In particular, it is possible to avoid issues with religion, health, ethnicity, or other kinds of personal sensitive data.
Utilize data encryption and data filtering
Obscuring sensitive personal data could be necessary to implement an effective chatbot privacy policy. These two technologies allow chatbot designers to achieve this goal.
Consent human controls on AI chatbots
AI chatbots must be set up in a way to consent human control on them, according to section 25 of EU GDPR.

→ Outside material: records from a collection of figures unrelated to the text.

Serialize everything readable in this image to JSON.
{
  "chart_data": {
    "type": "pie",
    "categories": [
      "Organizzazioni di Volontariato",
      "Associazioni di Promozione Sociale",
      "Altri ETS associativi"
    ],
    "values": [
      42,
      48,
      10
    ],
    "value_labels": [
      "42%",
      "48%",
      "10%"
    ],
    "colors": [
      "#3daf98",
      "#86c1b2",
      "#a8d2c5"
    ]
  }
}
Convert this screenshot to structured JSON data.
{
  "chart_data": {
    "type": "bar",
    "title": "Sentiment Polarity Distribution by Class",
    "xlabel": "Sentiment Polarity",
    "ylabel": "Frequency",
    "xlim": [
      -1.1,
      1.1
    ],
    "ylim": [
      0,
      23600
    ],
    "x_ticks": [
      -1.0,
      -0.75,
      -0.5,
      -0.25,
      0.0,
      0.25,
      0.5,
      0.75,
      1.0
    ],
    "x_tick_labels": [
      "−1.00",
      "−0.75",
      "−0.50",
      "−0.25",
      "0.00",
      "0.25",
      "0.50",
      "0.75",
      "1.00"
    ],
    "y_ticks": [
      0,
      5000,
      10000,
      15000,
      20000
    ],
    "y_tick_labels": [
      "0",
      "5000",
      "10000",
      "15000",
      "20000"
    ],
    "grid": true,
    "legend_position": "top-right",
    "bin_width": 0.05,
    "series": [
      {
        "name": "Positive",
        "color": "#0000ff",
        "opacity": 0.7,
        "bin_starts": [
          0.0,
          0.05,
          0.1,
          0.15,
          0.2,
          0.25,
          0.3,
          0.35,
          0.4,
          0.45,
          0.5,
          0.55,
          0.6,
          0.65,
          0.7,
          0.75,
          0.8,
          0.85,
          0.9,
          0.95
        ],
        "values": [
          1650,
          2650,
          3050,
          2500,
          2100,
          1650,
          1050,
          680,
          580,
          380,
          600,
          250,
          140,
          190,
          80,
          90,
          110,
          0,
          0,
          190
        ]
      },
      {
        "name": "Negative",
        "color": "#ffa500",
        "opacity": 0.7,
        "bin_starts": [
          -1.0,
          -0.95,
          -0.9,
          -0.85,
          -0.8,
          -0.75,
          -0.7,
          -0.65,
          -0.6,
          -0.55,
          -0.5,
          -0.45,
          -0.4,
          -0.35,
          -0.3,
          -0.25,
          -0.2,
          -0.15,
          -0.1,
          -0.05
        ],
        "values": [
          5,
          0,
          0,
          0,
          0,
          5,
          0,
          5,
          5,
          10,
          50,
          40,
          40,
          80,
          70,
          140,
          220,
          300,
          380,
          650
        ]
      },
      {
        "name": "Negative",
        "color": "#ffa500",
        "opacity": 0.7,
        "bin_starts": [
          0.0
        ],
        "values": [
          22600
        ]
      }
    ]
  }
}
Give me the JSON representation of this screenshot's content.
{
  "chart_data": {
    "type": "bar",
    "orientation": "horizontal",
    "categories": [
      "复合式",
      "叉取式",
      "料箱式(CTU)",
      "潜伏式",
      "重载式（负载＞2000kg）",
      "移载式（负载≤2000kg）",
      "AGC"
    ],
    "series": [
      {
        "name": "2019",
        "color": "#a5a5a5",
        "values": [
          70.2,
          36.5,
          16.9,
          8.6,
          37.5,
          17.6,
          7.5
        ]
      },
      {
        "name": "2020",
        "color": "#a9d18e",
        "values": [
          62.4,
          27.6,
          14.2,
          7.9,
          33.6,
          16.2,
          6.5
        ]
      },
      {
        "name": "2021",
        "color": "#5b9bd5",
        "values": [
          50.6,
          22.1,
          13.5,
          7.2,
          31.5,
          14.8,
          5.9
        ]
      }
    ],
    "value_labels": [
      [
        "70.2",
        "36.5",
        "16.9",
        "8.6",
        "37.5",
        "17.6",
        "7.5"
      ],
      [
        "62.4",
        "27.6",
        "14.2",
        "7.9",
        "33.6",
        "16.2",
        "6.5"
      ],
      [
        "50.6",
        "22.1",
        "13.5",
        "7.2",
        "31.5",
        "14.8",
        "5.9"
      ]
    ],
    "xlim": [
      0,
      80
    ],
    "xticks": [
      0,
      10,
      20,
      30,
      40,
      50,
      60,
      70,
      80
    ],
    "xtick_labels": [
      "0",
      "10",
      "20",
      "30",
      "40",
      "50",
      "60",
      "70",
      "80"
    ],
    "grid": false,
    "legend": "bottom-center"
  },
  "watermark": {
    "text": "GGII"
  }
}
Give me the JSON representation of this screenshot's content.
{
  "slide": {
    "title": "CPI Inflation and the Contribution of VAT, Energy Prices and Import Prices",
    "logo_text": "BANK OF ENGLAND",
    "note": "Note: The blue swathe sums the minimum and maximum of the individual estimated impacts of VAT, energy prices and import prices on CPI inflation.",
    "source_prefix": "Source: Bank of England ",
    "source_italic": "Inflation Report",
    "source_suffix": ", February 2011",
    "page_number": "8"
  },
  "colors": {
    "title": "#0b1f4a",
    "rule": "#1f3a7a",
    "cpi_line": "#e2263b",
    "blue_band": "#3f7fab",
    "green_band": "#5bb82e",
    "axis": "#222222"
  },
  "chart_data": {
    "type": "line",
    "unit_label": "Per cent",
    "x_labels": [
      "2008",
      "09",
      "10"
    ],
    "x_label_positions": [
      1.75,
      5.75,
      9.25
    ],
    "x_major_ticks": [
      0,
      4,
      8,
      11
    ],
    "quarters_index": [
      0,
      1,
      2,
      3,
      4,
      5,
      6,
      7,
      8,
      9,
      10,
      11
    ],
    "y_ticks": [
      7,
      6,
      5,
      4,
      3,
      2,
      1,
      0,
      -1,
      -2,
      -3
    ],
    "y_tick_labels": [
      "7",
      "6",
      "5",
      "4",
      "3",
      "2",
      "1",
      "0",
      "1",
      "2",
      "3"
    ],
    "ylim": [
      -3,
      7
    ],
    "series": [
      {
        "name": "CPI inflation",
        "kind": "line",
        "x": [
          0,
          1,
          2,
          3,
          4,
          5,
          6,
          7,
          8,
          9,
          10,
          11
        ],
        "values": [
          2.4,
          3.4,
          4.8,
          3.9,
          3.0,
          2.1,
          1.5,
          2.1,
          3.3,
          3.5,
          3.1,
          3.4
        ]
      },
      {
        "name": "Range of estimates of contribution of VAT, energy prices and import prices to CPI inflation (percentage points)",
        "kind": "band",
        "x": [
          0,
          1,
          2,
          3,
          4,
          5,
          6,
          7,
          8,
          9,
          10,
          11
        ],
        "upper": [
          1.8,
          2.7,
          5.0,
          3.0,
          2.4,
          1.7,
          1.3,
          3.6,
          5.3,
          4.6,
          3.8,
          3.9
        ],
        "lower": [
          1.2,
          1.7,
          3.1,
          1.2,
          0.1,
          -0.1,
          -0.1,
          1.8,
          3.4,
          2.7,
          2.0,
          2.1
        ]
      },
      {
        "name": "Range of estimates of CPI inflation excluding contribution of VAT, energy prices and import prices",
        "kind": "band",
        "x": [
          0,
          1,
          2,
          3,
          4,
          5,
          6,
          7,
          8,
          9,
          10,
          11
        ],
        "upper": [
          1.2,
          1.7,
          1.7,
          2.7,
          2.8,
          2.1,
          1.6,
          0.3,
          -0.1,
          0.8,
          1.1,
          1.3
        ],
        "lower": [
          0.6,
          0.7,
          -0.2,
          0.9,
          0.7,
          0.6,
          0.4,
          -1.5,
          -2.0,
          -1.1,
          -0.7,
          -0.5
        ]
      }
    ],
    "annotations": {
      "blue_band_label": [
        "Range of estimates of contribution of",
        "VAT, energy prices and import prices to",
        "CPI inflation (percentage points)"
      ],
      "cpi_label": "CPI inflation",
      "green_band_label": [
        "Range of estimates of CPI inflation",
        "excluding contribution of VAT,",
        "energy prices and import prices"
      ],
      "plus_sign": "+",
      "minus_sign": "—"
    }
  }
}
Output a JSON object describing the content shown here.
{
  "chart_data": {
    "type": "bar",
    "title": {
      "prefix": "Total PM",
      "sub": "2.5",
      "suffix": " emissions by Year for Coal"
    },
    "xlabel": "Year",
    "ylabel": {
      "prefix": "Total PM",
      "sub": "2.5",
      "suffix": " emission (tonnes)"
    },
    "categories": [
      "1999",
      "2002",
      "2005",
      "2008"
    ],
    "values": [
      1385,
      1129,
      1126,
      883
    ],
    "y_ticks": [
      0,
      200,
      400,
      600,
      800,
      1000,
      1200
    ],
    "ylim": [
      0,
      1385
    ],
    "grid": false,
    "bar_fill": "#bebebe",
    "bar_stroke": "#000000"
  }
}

Chatbot privacy: final considerations
As we have seen in the previous paragraphs, most problems with chatbot privacy can be addressed by taking care of their design.
In other words, chatbot design and chatbot privacy should become part and parcel of your best practice and the mistakes to avoid with chatbots.
If you are a board director or a CEO, a good starting approach could be getting a smattering of what is a chatbot and how does it work.
A ground knowledge of the topics is the only way to be able to ask developers and lawyers the right questions and correctly understand their answers.
Knowing what the right questions to ask are means starting on the right foot which is basilar to avoid getting in trouble later with chatbot privacy.
“Tactics without strategy is the noise before defeat”, said Sun Tzu. And getting the necessary information on the enemy is the first step to work out a good strategy even in the world of chatbots.